Japan produces approximately 90,000 tons of green tea each year, but only exports about 1-2 percent of its total production. Recently Japan has also become a leading importer of the finest teas in the world. Over half of the yearly production of Japanese tea comes from Shizuoka-prefecture. The production of green tea entails the steaming of the green leaf and hand or machine rubbing. The teas are then pan-fired or basket fired which gives them a distinctive appearance and glossy look and feel. These methods give a taste that is light in color but rich and full in the cup.

Variations in the steaming process produce different flavor profiles of Sen Cha Japanese Green Tea. Chumushi means "medium steaming" (about one minute) which results in a tea with a bold taste and sweet aftertaste with remarkable green fragrance.

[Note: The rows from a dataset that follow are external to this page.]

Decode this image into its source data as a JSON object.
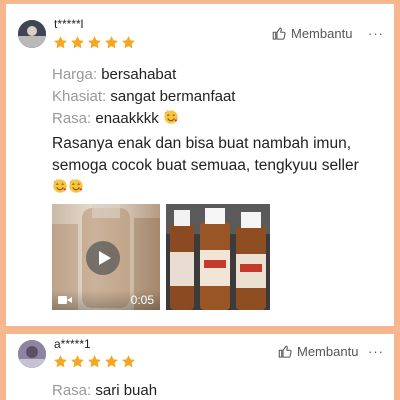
{
  "review1": {
    "username": "t*****l",
    "rating": 5,
    "helpful_label": "Membantu",
    "more_label": "···",
    "attributes": [
      {
        "key": "Harga:",
        "value": "bersahabat"
      },
      {
        "key": "Khasiat:",
        "value": "sangat bermanfaat"
      },
      {
        "key": "Rasa:",
        "value": "enaakkkk"
      }
    ],
    "text_line1": "Rasanya enak dan bisa buat nambah imun,",
    "text_line2": "semoga cocok buat semuaa, tengkyuu seller",
    "media": {
      "video_duration": "0:05"
    }
  },
  "review2": {
    "username": "a*****1",
    "rating": 5,
    "helpful_label": "Membantu",
    "more_label": "···",
    "attributes": [
      {
        "key": "Rasa:",
        "value": "sari buah"
      }
    ]
  },
  "colors": {
    "background": "#f7b78e",
    "star": "#f5a623",
    "card": "#ffffff"
  },
  "icons": {
    "emoji": "smiling-face-with-hearts",
    "helpful": "thumbs-up-icon",
    "play": "play-icon",
    "video": "video-camera-icon"
  }
}
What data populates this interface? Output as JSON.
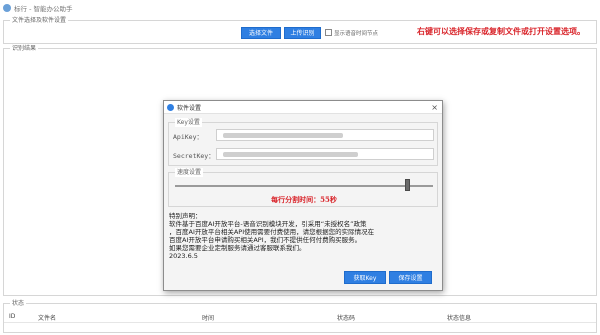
{
  "app": {
    "title": "标行 - 智能办公助手"
  },
  "file_group": {
    "legend": "文件选择及软件设置",
    "select_file_label": "选择文件",
    "upload_label": "上传识别",
    "checkbox_label": "显示语音时间节点",
    "hint": "右键可以选择保存或复制文件或打开设置选项。"
  },
  "result_group": {
    "legend": "识别结果"
  },
  "status_group": {
    "legend": "状态",
    "columns": [
      "ID",
      "文件名",
      "时间",
      "状态码",
      "状态信息"
    ]
  },
  "dialog": {
    "title": "软件设置",
    "key_group": {
      "legend": "Key设置",
      "api_key_label": "ApiKey：",
      "secret_key_label": "SecretKey："
    },
    "speed_group": {
      "legend": "速度设置",
      "slider_value_fraction": 0.9,
      "speed_text": "每行分割时间：55秒"
    },
    "notice": [
      "特别声明：",
      "软件基于百度AI开放平台-语音识别模块开发，引采用“未授权名”政策",
      "，百度AI开放平台相关API使用需要付费使用，请您根据您的实际情况在",
      "百度AI开放平台申请购买相关API，我们不提供任何付费购买服务。",
      "如果您需要企业定制服务请通过客服联系我们。",
      "2023.6.5"
    ],
    "get_key_label": "获取Key",
    "save_label": "保存设置"
  },
  "colors": {
    "accent": "#2f7fe2",
    "hint_red": "#d9252b"
  }
}
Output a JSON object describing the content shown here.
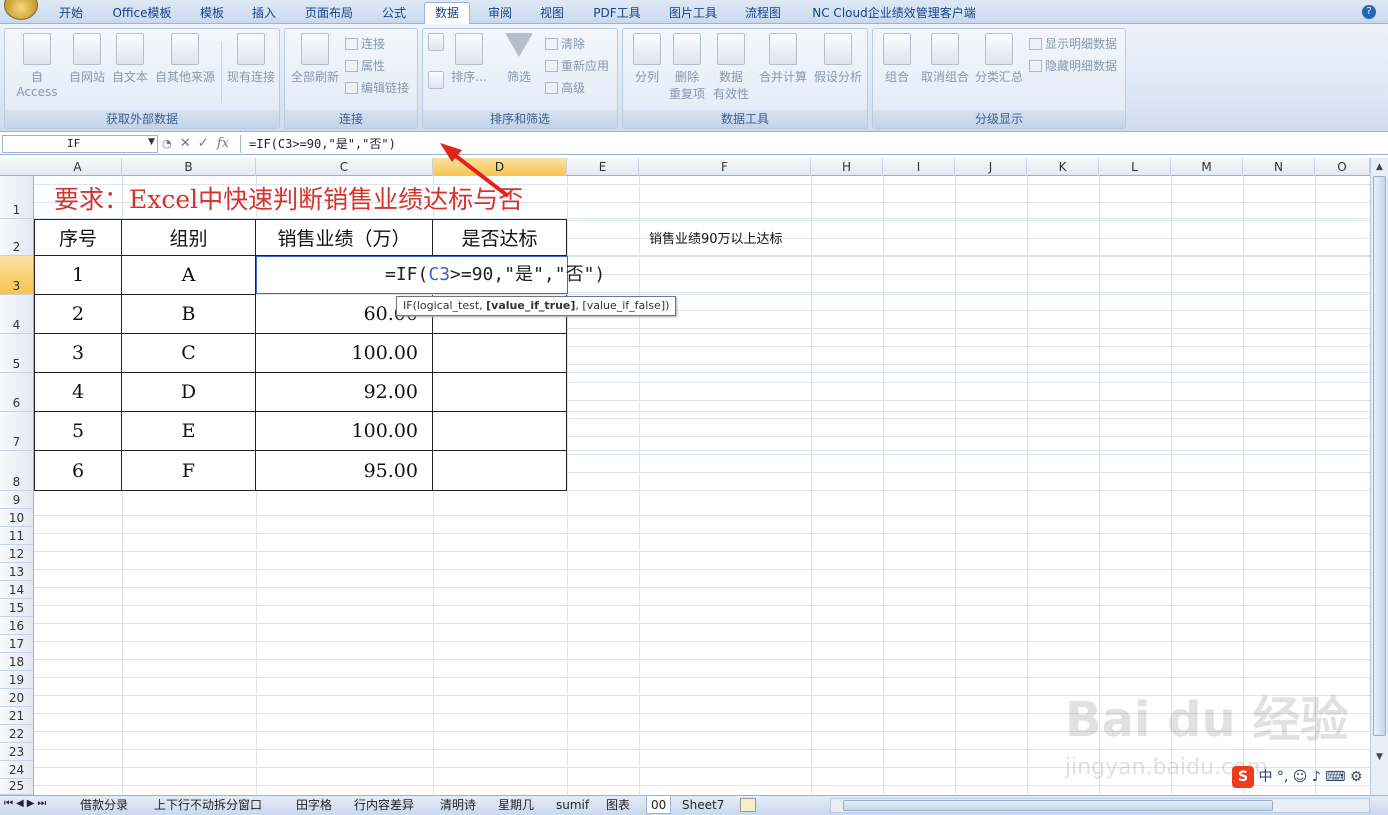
{
  "tabs": [
    "开始",
    "Office模板",
    "模板",
    "插入",
    "页面布局",
    "公式",
    "数据",
    "审阅",
    "视图",
    "PDF工具",
    "图片工具",
    "流程图",
    "NC Cloud企业绩效管理客户端"
  ],
  "active_tab": "数据",
  "ribbon": {
    "ext_group": {
      "label": "获取外部数据",
      "buttons": [
        "自 Access",
        "自网站",
        "自文本",
        "自其他来源",
        "现有连接"
      ]
    },
    "conn_group": {
      "label": "连接",
      "refresh": "全部刷新",
      "small": [
        "连接",
        "属性",
        "编辑链接"
      ]
    },
    "sort_group": {
      "label": "排序和筛选",
      "sort": "排序...",
      "filter": "筛选",
      "small": [
        "清除",
        "重新应用",
        "高级"
      ]
    },
    "tools_group": {
      "label": "数据工具",
      "buttons": [
        "分列",
        "删除\n重复项",
        "数据\n有效性",
        "合并计算",
        "假设分析"
      ]
    },
    "outline_group": {
      "label": "分级显示",
      "buttons": [
        "组合",
        "取消组合",
        "分类汇总"
      ],
      "small": [
        "显示明细数据",
        "隐藏明细数据"
      ]
    }
  },
  "formula_bar": {
    "name_box": "IF",
    "fx_label": "fx",
    "formula": "=IF(C3>=90,\"是\",\"否\")"
  },
  "columns": [
    "A",
    "B",
    "C",
    "D",
    "E",
    "F",
    "H",
    "I",
    "J",
    "K",
    "L",
    "M",
    "N",
    "O"
  ],
  "rows": [
    "1",
    "2",
    "3",
    "4",
    "5",
    "6",
    "7",
    "8",
    "9",
    "10",
    "11",
    "12",
    "13",
    "14",
    "15",
    "16",
    "17",
    "18",
    "19",
    "20",
    "21",
    "22",
    "23",
    "24",
    "25"
  ],
  "sheet": {
    "title": "要求：Excel中快速判断销售业绩达标与否",
    "headers": [
      "序号",
      "组别",
      "销售业绩（万）",
      "是否达标"
    ],
    "data": [
      {
        "no": "1",
        "group": "A",
        "sales": ""
      },
      {
        "no": "2",
        "group": "B",
        "sales": "60.00"
      },
      {
        "no": "3",
        "group": "C",
        "sales": "100.00"
      },
      {
        "no": "4",
        "group": "D",
        "sales": "92.00"
      },
      {
        "no": "5",
        "group": "E",
        "sales": "100.00"
      },
      {
        "no": "6",
        "group": "F",
        "sales": "95.00"
      }
    ],
    "note": "销售业绩90万以上达标",
    "editing": {
      "prefix": "=IF(",
      "ref": "C3",
      "suffix": ">=90,\"是\",\"否\")"
    },
    "tooltip": {
      "a": "IF(logical_test, ",
      "b": "[value_if_true]",
      "c": ", [value_if_false])"
    }
  },
  "sheet_tabs": [
    "借款分录",
    "上下行不动拆分窗口",
    "田字格",
    "行内容差异",
    "清明诗",
    "星期几",
    "sumif",
    "图表",
    "00",
    "Sheet7"
  ],
  "active_sheet": "00",
  "watermark": {
    "main": "Bai du 经验",
    "sub": "jingyan.baidu.com"
  },
  "ime": {
    "logo": "S",
    "text": "中 °, ☺ ♪ ⌨ ⚙"
  }
}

This is the tea attracting the Japanese for over three centuries. Fukamushi is a more deeply steamed tea (up to 3 minutes) which produces a fresh vegetal green aroma with a smooth body, savory "umami" flavor and semi-brisk finish. The flavor profile of this tea has appealed to American tea drinkers for over 100 years. Asamushi means "shallow steaming," approximately 30 seconds.  The short steaming results in a larger dried leaf and makes for a light flavor in the cup. The longer steaming produces  leaves that are more broken up and makes for a tea with more body.

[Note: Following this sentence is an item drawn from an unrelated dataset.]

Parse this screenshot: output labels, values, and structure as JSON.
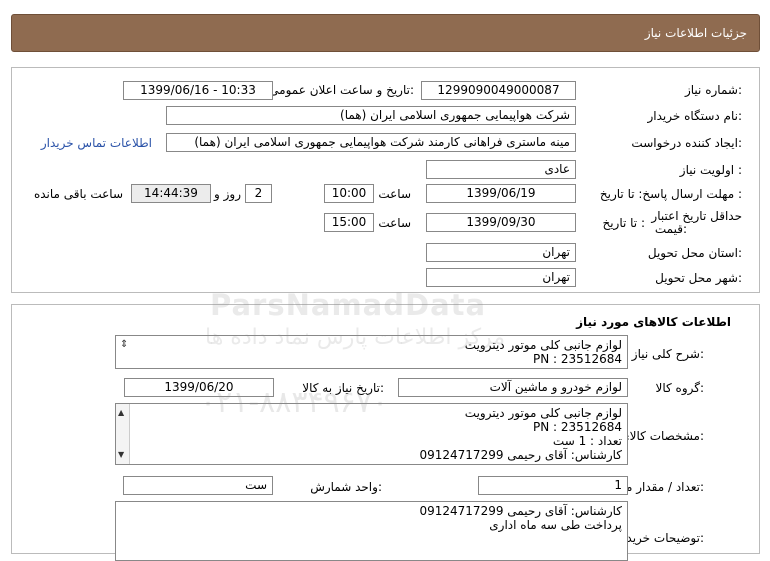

Sencha, the most popular tea consumed in Japan, is known for its bountiful antioxidants, greenish-golden infusion and delicious taste. Sen cha is commonly used in Japanese tea ceremonies marking events of personal importance. In this type of ceremony it is the ritual that is of paramount importance as the individual is being acknowledged. For ceremonies marking 'life altering events', matcha is used.